4. Cookie Policy Middleware (UseCookiePolicy) conforms the app to the EU General Data Protection Regulation (GDPR) regulations.

5. Routing Middleware (UseRouting) to route requests.

6. Authentication Middleware (UseAuthentication) attempts to authenticate the user before they're allowed access to secure resources.

7. Authorization Middleware (UseAuthorization) authorizes a user to access secure resources.

8. Session Middleware (UseSession) establishes and maintains session state.
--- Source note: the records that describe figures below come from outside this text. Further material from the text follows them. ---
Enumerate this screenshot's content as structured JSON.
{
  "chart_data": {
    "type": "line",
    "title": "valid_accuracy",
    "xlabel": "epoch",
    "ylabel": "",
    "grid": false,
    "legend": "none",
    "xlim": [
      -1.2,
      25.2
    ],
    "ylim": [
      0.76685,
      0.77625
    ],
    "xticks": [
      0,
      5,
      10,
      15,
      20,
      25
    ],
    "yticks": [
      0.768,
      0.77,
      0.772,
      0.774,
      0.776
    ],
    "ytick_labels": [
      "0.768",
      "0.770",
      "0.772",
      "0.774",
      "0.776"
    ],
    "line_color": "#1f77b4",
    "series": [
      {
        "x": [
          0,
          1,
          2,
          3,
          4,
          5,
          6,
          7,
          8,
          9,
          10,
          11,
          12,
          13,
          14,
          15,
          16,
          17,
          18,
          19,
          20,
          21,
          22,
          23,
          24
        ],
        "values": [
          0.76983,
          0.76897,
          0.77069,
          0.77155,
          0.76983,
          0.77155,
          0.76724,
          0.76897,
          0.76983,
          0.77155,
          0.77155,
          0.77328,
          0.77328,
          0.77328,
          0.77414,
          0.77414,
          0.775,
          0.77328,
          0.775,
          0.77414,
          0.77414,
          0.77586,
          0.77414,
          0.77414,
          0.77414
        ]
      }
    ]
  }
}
If the app uses session state, call Session Middleware after Cookie Policy Middleware and before MVC Middleware.

9. Endpoint Routing Middleware (UseEndpoints with MapRazorPages) to add Razor Pages endpoints to the request pipeline.

   public void Configure(IApplicationBuilder app, IWebHostEnvironment env)
   {
       if (env.IsDevelopment())
       {
           app.UseDeveloperExceptionPage();
           app.UseDatabaseErrorPage();
       }
       else
       {
          app.UseExceptionHandler("/Error");
          app.UseHsts();
      }
   
      app.UseHttpsRedirection();
      app.UseStaticFiles();
      app.UseCookiePolicy();
      app.UseRouting();
      app.UseAuthentication();
      app.UseAuthorization();
      app.UseSession();
   
      app.UseEndpoints(endpoints =>
      {
          endpoints.MapRazorPages();
      });
   

   }

SLIDE-7(DOWNWARDS)

• In the preceding example code, each middleware extension method is exposed on IApplicationBuilder through the Microsoft.AspNetCore.Builder namespace.
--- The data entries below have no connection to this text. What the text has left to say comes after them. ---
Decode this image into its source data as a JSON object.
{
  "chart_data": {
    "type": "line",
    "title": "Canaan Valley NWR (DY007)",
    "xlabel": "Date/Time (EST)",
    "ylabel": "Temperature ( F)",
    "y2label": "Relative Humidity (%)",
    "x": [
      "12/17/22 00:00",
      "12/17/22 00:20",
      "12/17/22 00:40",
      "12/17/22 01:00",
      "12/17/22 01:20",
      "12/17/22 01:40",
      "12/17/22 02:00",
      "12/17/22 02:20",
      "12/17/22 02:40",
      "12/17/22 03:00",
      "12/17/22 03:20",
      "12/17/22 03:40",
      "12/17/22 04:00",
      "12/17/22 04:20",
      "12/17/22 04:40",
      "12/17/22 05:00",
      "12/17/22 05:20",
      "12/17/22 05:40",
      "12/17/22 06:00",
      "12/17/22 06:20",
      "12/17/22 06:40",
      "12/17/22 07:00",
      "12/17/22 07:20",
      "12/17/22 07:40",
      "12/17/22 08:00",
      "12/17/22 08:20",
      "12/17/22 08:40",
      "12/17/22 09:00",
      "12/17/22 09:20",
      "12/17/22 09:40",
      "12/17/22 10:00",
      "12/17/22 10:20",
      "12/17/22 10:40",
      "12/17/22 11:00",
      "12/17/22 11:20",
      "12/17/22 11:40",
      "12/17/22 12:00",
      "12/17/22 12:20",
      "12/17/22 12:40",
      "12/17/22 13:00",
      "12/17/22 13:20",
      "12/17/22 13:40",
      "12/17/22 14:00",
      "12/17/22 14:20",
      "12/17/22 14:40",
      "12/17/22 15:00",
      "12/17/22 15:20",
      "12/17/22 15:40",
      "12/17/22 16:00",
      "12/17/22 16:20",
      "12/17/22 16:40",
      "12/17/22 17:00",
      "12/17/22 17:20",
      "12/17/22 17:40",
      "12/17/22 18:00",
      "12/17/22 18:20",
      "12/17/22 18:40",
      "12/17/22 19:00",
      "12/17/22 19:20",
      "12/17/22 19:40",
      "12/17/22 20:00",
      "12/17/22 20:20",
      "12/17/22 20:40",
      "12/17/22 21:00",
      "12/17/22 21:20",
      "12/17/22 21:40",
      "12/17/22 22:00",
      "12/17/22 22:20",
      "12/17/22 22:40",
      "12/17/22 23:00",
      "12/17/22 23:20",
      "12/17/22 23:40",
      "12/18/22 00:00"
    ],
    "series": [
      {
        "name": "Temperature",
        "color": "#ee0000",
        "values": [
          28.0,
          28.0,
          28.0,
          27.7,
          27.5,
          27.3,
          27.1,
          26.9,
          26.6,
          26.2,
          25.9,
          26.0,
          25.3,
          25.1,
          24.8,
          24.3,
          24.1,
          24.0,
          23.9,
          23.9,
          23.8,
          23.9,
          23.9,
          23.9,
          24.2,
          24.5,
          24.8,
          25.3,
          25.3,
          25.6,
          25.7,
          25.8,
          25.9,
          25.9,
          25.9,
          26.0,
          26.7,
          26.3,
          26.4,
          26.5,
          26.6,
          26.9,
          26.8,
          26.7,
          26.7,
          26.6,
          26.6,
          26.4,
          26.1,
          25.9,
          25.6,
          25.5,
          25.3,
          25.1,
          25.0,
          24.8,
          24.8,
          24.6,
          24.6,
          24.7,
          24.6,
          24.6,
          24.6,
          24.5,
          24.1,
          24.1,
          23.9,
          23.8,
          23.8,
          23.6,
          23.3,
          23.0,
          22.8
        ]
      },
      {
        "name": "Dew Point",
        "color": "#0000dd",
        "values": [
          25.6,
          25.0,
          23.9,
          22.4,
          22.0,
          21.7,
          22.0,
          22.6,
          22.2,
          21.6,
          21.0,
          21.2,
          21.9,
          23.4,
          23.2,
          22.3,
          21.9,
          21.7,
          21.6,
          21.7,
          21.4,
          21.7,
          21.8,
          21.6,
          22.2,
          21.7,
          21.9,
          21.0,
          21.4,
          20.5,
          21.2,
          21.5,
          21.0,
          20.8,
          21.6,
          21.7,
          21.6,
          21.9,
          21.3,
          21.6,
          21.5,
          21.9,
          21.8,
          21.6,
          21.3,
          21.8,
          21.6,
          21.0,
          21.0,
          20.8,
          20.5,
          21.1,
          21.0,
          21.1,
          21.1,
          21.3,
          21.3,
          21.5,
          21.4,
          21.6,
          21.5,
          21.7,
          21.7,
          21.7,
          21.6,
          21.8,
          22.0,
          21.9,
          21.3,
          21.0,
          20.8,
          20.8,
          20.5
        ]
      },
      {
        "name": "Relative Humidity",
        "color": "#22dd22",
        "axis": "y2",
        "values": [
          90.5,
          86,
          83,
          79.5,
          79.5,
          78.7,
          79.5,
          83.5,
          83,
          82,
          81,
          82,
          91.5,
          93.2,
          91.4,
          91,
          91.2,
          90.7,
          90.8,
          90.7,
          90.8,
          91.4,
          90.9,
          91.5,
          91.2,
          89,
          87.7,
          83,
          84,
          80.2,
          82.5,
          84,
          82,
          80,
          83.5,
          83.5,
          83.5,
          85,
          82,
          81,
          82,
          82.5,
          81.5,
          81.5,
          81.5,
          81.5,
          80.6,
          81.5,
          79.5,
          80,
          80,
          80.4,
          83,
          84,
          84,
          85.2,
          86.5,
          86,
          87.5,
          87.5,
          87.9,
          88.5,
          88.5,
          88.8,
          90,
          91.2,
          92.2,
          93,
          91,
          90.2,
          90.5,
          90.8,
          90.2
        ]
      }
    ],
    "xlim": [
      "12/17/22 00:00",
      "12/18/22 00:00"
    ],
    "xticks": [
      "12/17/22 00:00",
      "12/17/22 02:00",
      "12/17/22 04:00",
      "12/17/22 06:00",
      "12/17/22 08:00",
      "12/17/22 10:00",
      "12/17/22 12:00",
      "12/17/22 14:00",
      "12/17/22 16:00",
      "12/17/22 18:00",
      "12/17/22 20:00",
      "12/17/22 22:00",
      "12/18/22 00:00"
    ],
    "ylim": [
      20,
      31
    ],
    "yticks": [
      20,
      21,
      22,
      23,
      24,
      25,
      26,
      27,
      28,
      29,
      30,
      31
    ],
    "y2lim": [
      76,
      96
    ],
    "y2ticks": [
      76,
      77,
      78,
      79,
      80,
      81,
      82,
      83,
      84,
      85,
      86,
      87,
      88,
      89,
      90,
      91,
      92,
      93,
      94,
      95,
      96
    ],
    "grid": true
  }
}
• UseExceptionHandler is the first middleware component added to the pipeline. Therefore, the Exception Handler Middleware catches any exceptions that occur in later calls.

• Static File Middleware is called early in the pipeline so that it can handle requests and short-circuit without going through the remaining components. The Static File Middleware provides no authorization checks. Any files served by Static File Middleware, including those under wwwroot, are publicly available. For an approach to secure static files, see Static files in ASP.NET Core.

• If the request isn't handled by the Static File Middleware, it's passed on to the Authentication Middleware (UseAuthentication), which performs authentication. Authentication doesn't short-circuit unauthenticated requests. Although Authentication Middleware authenticates requests, authorization (and rejection) occurs only after MVC selects a specific Razor Page or MVC controller and action.

• The following example demonstrates a middleware order where requests for static files are handled by Static File Middleware before Response Compression Middleware. Static files aren't compressed with this middleware order. The Razor Pages responses can be compressed.

  public void Configure(IApplicationBuilder app) { // Static files aren't compressed by Static File Middleware. app.UseStaticFiles();

     app.UseRouting();
  
     app.UseResponseCompression();
  
     app.UseEndpoints(endpoints =>
     {
         endpoints.MapRazorPages();
     });
  

  }

For Single Page Applications (SPAs), the SPA middleware UseSpaStaticFiles usually comes last in the middleware pipeline. The SPA middleware comes last:

• To allow all other middlewares to respond to matching requests first.
• To allow SPAs with client-side routing to run for all routes that are unrecognized by the server app.